Many libraries carry the publication New Moon Girls alongside other magazines like Muse and Girls’ Life. New Moon Girl Media sought to provide a safe online community minus the advertisements for its readers. Although the membership comes with a paid print subscription, there is still a lot of content available for free to non-members such as creative writing samples, articles, and message boards on topics like the recent California wildfires and Fighting Sexism with Sushi. The statement of purpose promotes respect for others and teaches users the permanence of what they post. It also makes clear that members can post original content and artwork that does not violate copyright (a librarian’s dream) and lists out COPPA’s Personal Identifiable Information Rules in a kid-friendly way.

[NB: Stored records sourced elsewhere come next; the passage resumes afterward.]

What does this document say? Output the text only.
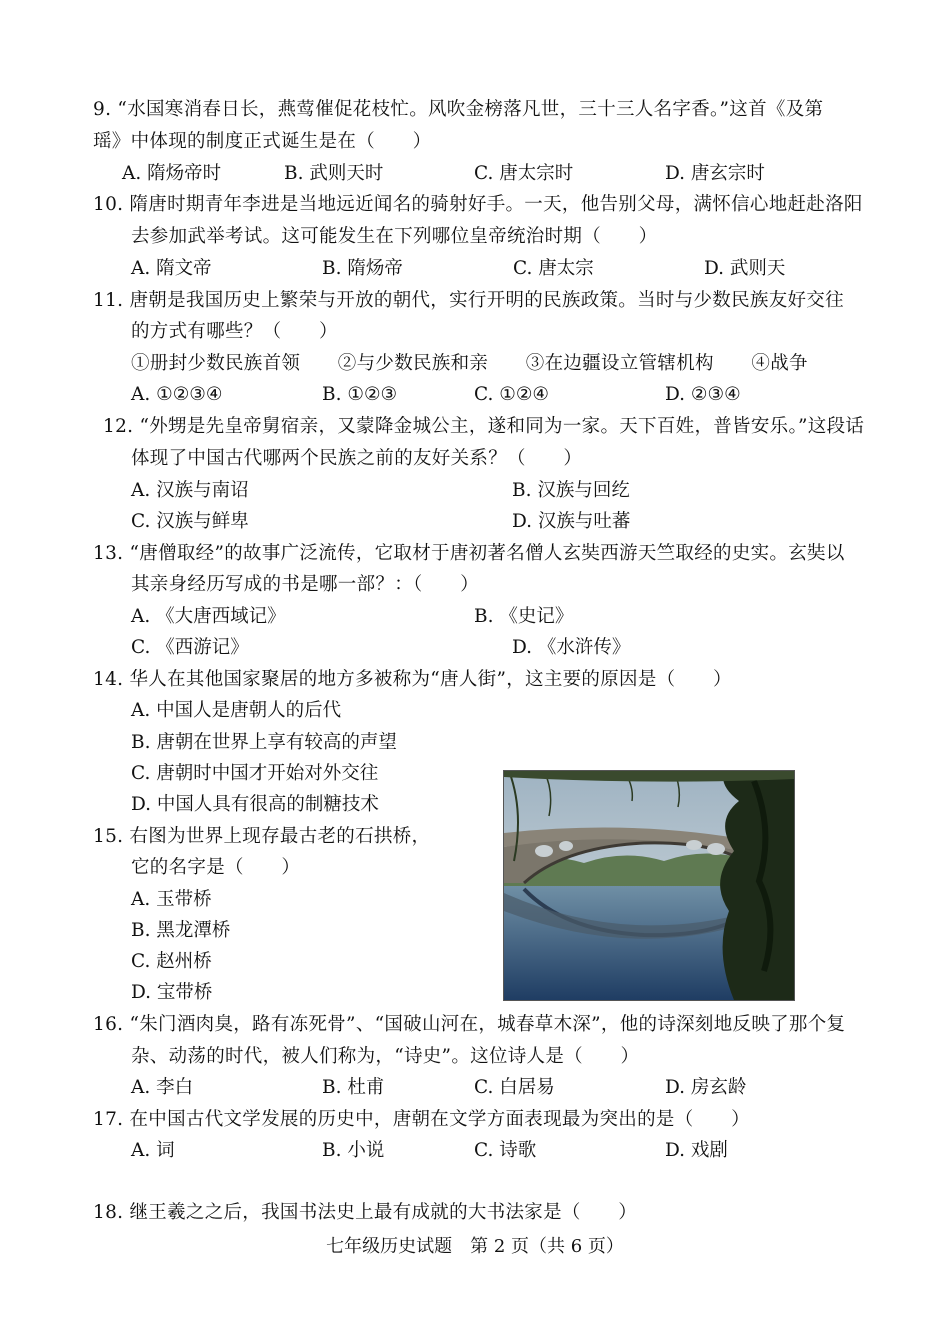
9. “水国寒消春日长，燕莺催促花枝忙。风吹金榜落凡世，三十三人名字香。”这首《及第
瑶》中体现的制度正式诞生是在（　　）
A. 隋炀帝时	B. 武则天时	C. 唐太宗时	D. 唐玄宗时
10. 隋唐时期青年李进是当地远近闻名的骑射好手。一天，他告别父母，满怀信心地赶赴洛阳
去参加武举考试。这可能发生在下列哪位皇帝统治时期（　　）
A. 隋文帝	B. 隋炀帝	C. 唐太宗	D. 武则天
11. 唐朝是我国历史上繁荣与开放的朝代，实行开明的民族政策。当时与少数民族友好交往
的方式有哪些？（　　）
①册封少数民族首领　　②与少数民族和亲　　③在边疆设立管辖机构　　④战争
A. ①②③④	B. ①②③	C. ①②④	D. ②③④
12. “外甥是先皇帝舅宿亲，又蒙降金城公主，遂和同为一家。天下百姓，普皆安乐。”这段话
体现了中国古代哪两个民族之前的友好关系？（　　）
A. 汉族与南诏	B. 汉族与回纥
C. 汉族与鲜卑	D. 汉族与吐蕃
13. “唐僧取经”的故事广泛流传，它取材于唐初著名僧人玄奘西游天竺取经的史实。玄奘以
其亲身经历写成的书是哪一部？：（　　）
A. 《大唐西域记》	B. 《史记》
C. 《西游记》	D. 《水浒传》
14. 华人在其他国家聚居的地方多被称为“唐人街”，这主要的原因是（　　）
A. 中国人是唐朝人的后代
B. 唐朝在世界上享有较高的声望
C. 唐朝时中国才开始对外交往
D. 中国人具有很高的制糖技术
15. 右图为世界上现存最古老的石拱桥，
它的名字是（　　）
A. 玉带桥
B. 黑龙潭桥
C. 赵州桥
D. 宝带桥
16. “朱门酒肉臭，路有冻死骨”、“国破山河在，城春草木深”，他的诗深刻地反映了那个复
杂、动荡的时代，被人们称为，“诗史”。这位诗人是（　　）
A. 李白	B. 杜甫	C. 白居易	D. 房玄龄
17. 在中国古代文学发展的历史中，唐朝在文学方面表现最为突出的是（　　）
A. 词	B. 小说	C. 诗歌	D. 戏剧
18. 继王羲之之后，我国书法史上最有成就的大书法家是（　　）
七年级历史试题　第 2 页（共 6 页）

There’s also content designed for parents and adult allies of girls which features articles from experts in the field.
Who doesn’t love Amy Poehler? Honestly I was a little hesitant about any website tied to a celebrity, but I did agree with the Smart Girls’ focus on authenticity and material that supports education and creativity over “fitting in.” In 4th grade my outlet for discovering the world outside my small community was reading magazines at my local library. Since similar content has moved to the digital realm, Smart Girls is most reminiscent of what I was seeking as I moved towards adolescence. The site blends inspiring stories with the right amount of humor. In addition to current events, advocacy opportunities, and essays, there’s also a DIY section with videos on composting and spherification. I know a lot of my young patrons would value how to make glitter slime, alongside a feature on Aja Brown, Compton, California’s youngest mayor.
Advocacy at your fingertips! The United Nation Foundation’s Girl Up campaign trains and encourages young volunteers to fight for adolescent girls around the world who struggle for equal access to education, health resources, economic opportunities, and a life without violence. Girl Up provides an overview in their Advocacy 101 section and guides new volunteers on how to actively make their voices heard. One of the most impactful programs that I’ve ever hosted as a librarian was a monthly Roots & Shoots group, which is Jane Goodall’s youth service program to foster respect and compassion for humans, animals, and the environment. Sometimes libraries might be the only setting where youth in the community have an opportunity to be educated about issues and take action. What’s awesome about the Girl Up campaign is the Advocacy App which makes the process of contacting those in power pretty seamless. The app offers a calendar with important dates and celebrations, plus Lobby Day schedules based on your area. Most importantly it gives information on local representatives, formulates email templates, and gives talking points on specific issues.
All of these websites inspired me to think about how I am engaging and empowering the young women in my community. Since I work with two volunteer organizations that provide young female volunteers on a regular basis, it has also given me ideas for future projects and potential advocacy opportunities for the group.